WOMAN: The stories that she was kicked out of a Winn Dixie and the cops came are less funny. I don’t think there’s a subject in comedy that’s taboo because it’s too sad. But you better have a joke to pull this audience out of the stupid fact you just provided, because everyone comes into this room, the thousands of people that night, with their own trauma and fears. I chose vitamins because it was the funniest thing she stole.
AN: How difficult is it to pitch a comedy special about poverty?
WOMAN: If you walk in and say, “I’m going to make a hilarious comedy about the economic and generational poverty in this country,” people say, “Boooo.” But what you can do is make people laugh. And between those moments of them laughing, you really open them up. It’s kind of a magic trick that they’re vulnerable. Then you can inject those details.

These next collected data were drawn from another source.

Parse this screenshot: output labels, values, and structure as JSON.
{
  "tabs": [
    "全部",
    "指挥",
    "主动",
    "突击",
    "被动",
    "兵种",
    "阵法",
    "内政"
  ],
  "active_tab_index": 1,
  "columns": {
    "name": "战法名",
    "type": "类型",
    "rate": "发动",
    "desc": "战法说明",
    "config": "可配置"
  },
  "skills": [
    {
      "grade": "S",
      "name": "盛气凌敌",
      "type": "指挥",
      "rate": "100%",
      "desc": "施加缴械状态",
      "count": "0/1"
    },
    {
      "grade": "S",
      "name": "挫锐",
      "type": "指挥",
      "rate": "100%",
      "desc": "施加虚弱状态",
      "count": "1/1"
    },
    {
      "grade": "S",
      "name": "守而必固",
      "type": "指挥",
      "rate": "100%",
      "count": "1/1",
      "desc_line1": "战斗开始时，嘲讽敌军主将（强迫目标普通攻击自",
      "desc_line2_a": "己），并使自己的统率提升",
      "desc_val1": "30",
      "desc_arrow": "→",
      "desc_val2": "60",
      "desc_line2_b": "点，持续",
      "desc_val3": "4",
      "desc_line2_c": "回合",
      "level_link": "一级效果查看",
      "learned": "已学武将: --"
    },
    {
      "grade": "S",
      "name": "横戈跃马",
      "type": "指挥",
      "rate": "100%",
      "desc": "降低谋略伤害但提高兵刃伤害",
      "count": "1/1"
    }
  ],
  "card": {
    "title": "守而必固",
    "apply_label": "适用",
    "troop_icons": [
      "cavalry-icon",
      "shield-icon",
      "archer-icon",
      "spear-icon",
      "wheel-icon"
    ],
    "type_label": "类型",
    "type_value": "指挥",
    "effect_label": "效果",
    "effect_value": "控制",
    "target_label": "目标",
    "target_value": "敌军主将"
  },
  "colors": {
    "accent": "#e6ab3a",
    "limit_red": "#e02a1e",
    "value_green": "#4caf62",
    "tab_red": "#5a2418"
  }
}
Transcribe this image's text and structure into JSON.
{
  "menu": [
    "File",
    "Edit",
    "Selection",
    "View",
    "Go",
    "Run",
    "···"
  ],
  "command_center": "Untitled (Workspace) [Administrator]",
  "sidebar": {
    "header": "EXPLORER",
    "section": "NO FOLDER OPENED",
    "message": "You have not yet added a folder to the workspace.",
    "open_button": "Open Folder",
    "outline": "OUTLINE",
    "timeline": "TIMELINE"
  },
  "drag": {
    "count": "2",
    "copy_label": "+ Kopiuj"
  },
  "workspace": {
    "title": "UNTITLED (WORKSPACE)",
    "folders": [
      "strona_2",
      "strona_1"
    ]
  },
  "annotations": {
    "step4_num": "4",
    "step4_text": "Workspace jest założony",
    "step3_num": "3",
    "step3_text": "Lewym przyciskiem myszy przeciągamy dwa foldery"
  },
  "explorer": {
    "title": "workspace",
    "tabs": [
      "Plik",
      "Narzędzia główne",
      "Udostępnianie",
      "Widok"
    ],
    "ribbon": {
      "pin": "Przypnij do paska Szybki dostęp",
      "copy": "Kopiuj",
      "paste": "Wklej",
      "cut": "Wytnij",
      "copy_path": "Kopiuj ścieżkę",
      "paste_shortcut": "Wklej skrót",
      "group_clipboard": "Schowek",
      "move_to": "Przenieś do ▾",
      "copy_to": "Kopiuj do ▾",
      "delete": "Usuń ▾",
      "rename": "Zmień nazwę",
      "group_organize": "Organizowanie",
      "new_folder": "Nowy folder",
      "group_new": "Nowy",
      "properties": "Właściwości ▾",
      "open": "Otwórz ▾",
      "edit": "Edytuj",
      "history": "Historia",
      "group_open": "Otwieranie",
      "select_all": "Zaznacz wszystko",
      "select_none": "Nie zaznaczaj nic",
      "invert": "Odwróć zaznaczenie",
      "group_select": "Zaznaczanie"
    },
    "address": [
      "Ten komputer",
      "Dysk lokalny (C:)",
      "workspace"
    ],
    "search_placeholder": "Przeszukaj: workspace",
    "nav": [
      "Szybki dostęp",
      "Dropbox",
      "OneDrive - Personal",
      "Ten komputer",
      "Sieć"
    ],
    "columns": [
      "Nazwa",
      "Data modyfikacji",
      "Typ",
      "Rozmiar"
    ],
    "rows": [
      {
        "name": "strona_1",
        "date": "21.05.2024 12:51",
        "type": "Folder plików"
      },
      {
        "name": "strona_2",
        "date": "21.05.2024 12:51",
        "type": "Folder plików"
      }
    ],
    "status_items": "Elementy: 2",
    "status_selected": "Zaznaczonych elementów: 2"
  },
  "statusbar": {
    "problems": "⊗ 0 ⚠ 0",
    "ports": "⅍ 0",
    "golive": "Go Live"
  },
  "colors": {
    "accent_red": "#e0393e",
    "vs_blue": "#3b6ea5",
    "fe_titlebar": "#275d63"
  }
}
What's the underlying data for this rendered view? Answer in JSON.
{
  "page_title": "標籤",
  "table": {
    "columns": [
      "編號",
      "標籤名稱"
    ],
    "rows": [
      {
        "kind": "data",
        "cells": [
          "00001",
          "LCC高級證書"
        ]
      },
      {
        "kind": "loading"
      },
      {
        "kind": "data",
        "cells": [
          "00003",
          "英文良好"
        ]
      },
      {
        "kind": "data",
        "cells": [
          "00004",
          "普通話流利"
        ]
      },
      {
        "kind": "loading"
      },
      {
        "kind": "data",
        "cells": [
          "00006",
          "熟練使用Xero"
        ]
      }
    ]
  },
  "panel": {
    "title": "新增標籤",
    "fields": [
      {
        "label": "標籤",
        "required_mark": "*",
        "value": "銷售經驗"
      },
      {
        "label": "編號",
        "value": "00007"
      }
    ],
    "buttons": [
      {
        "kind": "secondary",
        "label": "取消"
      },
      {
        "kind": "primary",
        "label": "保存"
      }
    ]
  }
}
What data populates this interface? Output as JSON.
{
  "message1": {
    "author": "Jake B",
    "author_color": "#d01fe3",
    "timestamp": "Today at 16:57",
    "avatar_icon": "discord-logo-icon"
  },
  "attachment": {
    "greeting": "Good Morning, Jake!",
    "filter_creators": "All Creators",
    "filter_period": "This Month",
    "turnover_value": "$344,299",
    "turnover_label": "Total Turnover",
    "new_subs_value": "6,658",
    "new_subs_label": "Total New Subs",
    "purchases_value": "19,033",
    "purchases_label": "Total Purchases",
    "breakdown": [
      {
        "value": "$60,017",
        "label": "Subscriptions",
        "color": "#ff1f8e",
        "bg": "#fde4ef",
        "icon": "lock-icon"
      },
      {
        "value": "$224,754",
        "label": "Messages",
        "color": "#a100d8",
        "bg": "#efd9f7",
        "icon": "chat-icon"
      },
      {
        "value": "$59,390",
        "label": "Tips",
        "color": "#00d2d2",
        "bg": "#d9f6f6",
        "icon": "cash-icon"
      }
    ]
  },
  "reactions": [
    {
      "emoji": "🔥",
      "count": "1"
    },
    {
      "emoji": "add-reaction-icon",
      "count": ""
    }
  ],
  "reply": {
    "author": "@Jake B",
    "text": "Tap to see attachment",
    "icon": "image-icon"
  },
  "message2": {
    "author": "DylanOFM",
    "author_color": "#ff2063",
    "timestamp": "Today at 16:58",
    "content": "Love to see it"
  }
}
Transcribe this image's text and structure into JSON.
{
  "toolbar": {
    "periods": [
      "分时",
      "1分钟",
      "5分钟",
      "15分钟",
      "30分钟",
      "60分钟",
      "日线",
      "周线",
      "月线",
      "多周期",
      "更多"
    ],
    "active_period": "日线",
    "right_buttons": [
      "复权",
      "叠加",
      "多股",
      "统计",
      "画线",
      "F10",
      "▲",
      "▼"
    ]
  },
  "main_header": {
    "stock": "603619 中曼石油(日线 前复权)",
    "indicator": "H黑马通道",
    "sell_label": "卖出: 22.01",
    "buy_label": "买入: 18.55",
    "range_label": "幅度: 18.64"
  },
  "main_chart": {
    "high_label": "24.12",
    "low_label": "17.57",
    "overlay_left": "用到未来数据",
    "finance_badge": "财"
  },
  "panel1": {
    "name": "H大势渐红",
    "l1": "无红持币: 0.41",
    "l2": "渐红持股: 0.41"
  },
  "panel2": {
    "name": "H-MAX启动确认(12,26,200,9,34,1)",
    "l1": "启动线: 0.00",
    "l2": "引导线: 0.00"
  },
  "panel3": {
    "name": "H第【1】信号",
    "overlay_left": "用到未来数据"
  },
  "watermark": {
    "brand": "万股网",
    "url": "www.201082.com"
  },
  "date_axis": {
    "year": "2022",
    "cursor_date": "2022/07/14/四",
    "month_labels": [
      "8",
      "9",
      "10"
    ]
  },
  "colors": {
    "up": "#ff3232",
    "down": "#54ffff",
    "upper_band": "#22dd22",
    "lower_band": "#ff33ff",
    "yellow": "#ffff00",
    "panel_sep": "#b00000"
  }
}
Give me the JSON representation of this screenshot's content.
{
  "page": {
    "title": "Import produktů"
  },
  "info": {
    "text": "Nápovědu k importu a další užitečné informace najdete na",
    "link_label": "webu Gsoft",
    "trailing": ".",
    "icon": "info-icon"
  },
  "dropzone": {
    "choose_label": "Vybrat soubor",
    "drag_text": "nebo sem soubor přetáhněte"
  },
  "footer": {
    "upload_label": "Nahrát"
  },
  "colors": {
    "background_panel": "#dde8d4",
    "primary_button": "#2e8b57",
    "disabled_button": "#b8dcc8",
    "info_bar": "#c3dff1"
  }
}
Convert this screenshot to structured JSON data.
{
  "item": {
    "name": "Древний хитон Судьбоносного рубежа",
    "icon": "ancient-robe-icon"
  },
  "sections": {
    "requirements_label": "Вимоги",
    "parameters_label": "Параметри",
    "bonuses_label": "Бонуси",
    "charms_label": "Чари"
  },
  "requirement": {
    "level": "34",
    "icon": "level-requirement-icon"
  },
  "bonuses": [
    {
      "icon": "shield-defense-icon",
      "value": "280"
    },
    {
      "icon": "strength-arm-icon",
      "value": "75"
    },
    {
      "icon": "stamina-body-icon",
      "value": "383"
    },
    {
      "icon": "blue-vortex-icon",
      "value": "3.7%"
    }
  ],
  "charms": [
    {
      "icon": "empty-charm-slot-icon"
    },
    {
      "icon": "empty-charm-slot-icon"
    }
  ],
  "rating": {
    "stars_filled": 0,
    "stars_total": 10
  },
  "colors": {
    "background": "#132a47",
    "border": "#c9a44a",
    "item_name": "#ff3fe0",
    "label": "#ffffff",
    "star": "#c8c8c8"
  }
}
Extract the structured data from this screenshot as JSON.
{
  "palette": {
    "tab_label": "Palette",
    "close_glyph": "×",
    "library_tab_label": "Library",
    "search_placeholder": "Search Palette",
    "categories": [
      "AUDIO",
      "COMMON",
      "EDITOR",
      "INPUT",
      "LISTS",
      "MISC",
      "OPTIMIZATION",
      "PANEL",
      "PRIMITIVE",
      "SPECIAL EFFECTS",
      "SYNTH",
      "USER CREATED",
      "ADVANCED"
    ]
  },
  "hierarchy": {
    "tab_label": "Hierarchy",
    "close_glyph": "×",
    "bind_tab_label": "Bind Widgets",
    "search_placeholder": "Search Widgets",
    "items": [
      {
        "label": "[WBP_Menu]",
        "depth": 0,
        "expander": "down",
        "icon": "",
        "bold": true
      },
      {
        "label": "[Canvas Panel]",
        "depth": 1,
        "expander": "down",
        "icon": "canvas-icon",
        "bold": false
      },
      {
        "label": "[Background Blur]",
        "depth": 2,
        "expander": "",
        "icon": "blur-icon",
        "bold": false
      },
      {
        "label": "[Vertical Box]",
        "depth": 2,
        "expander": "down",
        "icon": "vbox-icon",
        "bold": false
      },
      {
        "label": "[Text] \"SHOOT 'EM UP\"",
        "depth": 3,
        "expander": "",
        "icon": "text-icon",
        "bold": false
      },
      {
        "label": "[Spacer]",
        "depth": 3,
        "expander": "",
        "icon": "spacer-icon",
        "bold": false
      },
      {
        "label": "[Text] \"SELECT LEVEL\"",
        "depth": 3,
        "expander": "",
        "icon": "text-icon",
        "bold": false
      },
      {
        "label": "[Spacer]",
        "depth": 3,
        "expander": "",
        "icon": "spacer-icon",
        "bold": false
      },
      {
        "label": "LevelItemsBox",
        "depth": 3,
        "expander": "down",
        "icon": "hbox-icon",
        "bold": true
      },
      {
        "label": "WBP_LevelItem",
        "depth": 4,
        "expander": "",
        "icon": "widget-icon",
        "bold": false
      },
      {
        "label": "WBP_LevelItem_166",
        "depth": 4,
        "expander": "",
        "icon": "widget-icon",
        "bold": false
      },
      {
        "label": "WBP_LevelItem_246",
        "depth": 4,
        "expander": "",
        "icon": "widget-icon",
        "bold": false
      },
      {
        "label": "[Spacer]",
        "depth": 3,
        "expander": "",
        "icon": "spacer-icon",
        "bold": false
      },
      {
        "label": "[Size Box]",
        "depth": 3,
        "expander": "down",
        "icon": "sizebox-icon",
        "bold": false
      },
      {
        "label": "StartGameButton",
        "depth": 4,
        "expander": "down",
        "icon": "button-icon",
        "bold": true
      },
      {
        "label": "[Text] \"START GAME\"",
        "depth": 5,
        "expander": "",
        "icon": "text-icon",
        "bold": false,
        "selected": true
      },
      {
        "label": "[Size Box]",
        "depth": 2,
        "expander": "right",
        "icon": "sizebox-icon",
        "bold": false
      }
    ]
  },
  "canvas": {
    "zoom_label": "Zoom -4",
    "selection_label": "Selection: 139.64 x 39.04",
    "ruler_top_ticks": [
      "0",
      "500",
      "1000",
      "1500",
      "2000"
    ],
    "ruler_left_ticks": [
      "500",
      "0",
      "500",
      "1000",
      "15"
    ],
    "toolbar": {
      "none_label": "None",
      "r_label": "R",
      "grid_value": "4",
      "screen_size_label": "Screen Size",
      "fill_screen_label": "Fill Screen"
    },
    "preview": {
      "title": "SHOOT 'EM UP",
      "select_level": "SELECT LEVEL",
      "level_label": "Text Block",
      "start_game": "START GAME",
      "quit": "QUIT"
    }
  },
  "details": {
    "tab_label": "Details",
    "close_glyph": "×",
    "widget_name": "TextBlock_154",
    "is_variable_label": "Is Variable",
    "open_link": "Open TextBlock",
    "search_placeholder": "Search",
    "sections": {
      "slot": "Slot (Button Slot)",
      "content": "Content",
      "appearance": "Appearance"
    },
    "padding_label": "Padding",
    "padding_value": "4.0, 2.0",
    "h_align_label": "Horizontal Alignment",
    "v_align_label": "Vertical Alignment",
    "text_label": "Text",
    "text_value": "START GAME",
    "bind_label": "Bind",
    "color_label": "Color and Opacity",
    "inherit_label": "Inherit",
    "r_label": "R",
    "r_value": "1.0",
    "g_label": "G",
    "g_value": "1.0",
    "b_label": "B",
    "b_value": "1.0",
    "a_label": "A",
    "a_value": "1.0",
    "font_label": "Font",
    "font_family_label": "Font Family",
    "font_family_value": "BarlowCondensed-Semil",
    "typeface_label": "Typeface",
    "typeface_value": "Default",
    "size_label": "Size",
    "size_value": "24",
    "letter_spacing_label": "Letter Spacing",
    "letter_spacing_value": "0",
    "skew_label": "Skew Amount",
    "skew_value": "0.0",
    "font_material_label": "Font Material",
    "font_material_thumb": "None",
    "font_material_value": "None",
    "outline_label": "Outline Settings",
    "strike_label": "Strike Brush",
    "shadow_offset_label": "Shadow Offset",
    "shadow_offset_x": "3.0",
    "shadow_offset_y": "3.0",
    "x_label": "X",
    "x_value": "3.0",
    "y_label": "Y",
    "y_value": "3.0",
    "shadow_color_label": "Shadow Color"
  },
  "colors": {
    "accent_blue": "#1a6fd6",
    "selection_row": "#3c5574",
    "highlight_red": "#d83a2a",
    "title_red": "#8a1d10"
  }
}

AN: You say you have a problem with the way poverty is talked about. In your special you express your frustration with the term “food insecurity”. You say, “I need carbs and I don’t need confidence.” Why does this wording bother you?
WOMAN: We’ve reduced people to these statistical and therapeutic terms, and that absolves us of any responsibility or blame for not going into our wallet and personally giving that poor person $5. We can say: “Poverty: this must be fought through social programs! We have to vote in November!’ We want those fixes that don’t require anything on our part.
AN: You stress that your story is very happy and that we place too much value on the rags to riches stories. Why do you think we’re romanticizing these plans?
WOMAN: It’s awkward to help people. It’s uncomfortable. If we give money, what if we don’t have enough ourselves? If we let this poor person into our neighborhood, are we inviting danger into our lives? What if they are mentally ill? And so the rags to riches stories comfort us because we don’t do anything in that story. We watch someone else at work. We watch someone help themselves.